In sum, if governments in the Caribbean are serious about cracking down on corruption and securing the long term democratic development and economic prosperity for their citizens, now is the time for them to seize the initiative and sign up to the Convention and prioritise the drawing up and implementation of an effective right to information law.


  1. Transparency International's

    2006 Corruption Perceptions Index

    whilst covering most of the countries in the world, does not include Anguilla (yet).

    Where would you rate Anguilla in this global or regional league table ?

    Better than Haiti, the most corrupt ?

    Not as good as Canada, the global leader or Jamaica the regional one ?

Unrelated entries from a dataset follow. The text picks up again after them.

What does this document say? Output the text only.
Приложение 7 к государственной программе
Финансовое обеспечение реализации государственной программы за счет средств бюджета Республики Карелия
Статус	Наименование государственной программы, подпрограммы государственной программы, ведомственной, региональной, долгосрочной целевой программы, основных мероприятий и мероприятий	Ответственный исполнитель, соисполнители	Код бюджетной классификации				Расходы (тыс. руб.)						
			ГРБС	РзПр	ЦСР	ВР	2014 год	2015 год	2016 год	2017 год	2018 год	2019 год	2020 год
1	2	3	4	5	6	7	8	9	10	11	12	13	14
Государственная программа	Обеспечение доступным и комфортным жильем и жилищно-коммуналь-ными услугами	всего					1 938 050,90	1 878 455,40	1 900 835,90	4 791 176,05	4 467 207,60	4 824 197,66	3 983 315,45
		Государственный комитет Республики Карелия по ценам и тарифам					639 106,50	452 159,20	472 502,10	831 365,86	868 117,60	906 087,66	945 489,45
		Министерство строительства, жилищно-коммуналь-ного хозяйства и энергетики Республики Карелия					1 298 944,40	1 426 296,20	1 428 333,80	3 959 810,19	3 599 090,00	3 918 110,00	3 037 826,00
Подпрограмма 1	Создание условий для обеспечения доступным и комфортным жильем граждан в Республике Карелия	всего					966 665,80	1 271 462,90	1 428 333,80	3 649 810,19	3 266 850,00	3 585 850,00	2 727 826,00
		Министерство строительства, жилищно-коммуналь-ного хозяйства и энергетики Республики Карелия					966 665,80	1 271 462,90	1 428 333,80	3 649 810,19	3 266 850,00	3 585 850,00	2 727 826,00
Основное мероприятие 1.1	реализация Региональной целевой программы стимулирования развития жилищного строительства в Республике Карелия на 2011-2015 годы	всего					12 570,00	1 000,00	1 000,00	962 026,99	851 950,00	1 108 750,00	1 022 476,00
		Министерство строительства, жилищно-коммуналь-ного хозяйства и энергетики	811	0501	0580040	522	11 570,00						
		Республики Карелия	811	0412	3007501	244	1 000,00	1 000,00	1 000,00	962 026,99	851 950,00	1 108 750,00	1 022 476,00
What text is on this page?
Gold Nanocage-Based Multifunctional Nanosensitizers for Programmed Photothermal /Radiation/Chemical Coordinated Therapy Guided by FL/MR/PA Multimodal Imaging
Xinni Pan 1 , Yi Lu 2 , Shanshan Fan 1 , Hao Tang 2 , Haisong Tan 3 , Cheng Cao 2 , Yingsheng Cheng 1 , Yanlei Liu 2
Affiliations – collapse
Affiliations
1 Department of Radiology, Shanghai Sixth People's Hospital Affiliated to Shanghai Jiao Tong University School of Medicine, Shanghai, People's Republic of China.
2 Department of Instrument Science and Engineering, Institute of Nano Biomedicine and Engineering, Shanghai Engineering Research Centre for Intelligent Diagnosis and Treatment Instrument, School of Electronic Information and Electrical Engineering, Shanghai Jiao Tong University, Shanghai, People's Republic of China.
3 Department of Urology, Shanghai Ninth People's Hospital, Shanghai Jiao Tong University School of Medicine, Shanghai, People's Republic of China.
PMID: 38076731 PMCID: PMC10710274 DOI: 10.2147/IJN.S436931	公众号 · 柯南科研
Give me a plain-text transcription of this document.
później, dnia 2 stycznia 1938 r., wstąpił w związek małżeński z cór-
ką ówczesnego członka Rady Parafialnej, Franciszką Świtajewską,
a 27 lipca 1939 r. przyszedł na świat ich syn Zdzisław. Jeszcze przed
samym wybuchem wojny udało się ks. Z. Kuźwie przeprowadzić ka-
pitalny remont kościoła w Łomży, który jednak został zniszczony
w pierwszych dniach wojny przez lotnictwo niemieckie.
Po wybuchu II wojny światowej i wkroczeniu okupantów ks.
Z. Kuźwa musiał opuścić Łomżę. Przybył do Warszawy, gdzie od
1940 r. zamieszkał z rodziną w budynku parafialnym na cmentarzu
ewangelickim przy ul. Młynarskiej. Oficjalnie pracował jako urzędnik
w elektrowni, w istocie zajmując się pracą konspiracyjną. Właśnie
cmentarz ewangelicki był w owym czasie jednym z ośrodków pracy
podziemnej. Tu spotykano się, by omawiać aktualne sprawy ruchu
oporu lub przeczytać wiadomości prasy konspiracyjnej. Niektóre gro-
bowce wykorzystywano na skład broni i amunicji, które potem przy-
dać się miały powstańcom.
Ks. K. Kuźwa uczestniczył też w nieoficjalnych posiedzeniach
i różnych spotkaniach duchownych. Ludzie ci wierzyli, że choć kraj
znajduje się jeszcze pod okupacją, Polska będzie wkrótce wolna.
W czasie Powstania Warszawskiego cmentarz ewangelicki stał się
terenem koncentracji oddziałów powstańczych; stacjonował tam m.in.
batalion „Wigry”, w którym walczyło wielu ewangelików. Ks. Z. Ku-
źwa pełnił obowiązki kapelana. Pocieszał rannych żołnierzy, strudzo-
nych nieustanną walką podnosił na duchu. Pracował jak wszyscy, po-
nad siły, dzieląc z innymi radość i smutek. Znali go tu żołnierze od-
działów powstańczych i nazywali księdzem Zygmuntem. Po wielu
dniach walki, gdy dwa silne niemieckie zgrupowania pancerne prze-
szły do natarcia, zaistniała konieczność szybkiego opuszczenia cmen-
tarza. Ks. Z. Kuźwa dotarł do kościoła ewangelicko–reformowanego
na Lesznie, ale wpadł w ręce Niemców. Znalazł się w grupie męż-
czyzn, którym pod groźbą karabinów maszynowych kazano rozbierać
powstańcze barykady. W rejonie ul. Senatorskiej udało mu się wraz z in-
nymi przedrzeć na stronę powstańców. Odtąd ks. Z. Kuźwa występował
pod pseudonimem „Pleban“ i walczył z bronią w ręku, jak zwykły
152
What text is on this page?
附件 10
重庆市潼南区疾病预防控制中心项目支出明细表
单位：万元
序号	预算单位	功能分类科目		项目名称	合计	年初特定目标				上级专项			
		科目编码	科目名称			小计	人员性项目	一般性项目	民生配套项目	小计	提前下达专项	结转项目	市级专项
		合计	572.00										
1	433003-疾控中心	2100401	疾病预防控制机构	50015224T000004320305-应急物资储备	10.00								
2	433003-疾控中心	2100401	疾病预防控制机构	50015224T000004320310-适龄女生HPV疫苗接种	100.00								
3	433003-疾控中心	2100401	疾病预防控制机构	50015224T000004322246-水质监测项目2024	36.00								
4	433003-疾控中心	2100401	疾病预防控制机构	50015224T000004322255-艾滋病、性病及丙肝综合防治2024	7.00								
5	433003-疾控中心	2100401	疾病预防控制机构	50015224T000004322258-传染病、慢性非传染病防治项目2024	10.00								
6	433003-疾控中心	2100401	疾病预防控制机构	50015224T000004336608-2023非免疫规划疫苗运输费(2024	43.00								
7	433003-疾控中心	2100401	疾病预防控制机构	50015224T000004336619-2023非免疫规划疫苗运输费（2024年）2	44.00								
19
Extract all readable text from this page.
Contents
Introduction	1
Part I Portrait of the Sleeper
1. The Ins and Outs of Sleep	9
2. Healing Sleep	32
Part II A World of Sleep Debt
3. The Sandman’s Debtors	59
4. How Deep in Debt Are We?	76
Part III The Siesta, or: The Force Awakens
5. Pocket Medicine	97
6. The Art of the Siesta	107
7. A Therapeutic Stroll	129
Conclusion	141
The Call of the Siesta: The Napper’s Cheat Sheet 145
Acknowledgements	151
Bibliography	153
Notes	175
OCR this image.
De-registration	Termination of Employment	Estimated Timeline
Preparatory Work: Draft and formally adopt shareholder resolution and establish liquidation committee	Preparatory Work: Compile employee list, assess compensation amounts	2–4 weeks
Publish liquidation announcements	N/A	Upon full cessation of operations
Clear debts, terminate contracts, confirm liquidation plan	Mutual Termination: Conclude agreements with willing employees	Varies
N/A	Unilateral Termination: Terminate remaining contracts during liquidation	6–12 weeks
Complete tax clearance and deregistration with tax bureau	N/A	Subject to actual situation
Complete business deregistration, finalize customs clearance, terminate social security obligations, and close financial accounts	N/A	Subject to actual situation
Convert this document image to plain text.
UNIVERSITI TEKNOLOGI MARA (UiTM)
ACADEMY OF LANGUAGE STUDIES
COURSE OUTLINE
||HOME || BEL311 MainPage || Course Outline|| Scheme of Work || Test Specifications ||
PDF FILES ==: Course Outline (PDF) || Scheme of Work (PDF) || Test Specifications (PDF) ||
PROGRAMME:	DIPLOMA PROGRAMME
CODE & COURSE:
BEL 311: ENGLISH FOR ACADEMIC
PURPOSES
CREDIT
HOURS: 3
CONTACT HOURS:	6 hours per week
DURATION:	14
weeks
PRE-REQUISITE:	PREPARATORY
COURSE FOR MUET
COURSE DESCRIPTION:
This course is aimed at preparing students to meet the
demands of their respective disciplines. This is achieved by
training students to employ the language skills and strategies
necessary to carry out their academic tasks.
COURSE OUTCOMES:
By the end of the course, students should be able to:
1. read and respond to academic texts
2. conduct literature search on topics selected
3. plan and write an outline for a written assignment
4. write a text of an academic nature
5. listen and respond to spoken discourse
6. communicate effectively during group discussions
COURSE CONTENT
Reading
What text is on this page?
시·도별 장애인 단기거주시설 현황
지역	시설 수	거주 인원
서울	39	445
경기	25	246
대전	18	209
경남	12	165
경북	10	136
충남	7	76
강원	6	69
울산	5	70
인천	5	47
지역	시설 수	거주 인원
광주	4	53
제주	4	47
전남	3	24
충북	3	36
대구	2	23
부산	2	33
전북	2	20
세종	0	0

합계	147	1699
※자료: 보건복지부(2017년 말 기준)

  2. Those persons interested in the whole question of political corruption may like to join one of the Yahoo! Groups discussions found at http://search.yahoo.com/search;_ylt=A0geuuanqYBFtSIBCttXNyoA?p=political+corruption&prssweb=Search&ei=UTF-8&fr=ush-groups&x=wrt

  3. This is the best definition of political corruption I have seen [taken from a Yahoo!Groups page]:

    political corruption occurs when the person in office stops doing what the people want, and starts pursuing his own agenda. If he is bought off by interest groups and votes their way because they donated a bunch of money to his campaign. I wish that they could take no money from anyone because usually the money is given with a price tag. I think that there are a lot of corrupt law makers out there running our country and it is sad that the few who remain true eventually get drug down by all the dirty dealings in the capital. I think many start off wanting to save the world and make it a better place but with time they lose their idealism and what it was that motivated them in the first place. I personally think that less government and more self rule and we would see a better society. We need to have our free agency and most of what government does is take that away.

  4. Here is the Wikipedia definition:

    In broad terms, political corruption is the misuse by government officials of their governmental powers for illegitimate, usually secret, private gain. Misuse of government power for other purposes, like repression of political opponents and general police brutality, is not considered political corruption.

    All forms of government are susceptible to political corruption. Forms of corruption vary, but include bribery, extortion, cronyism, nepotism, patronage, graft, and embezzlement. While corruption may facilitate criminal enterprise such as drug trafficking, money laundering, and trafficking, it is not restricted to these organized crime activities. In some nations corruption is so common that it is expected when ordinary businesses or citizens interact with government officials. The end-point of political corruption is a kleptocracy, literally "rule by thieves".

    What constitutes illegal corruption differs depending on the country or jurisdiction. Certain political funding practices that are legal in one place may be illegal in another. In some countries, government officials have broad or not well defined powers, and the line between what is legal and illegal can be difficult to draw.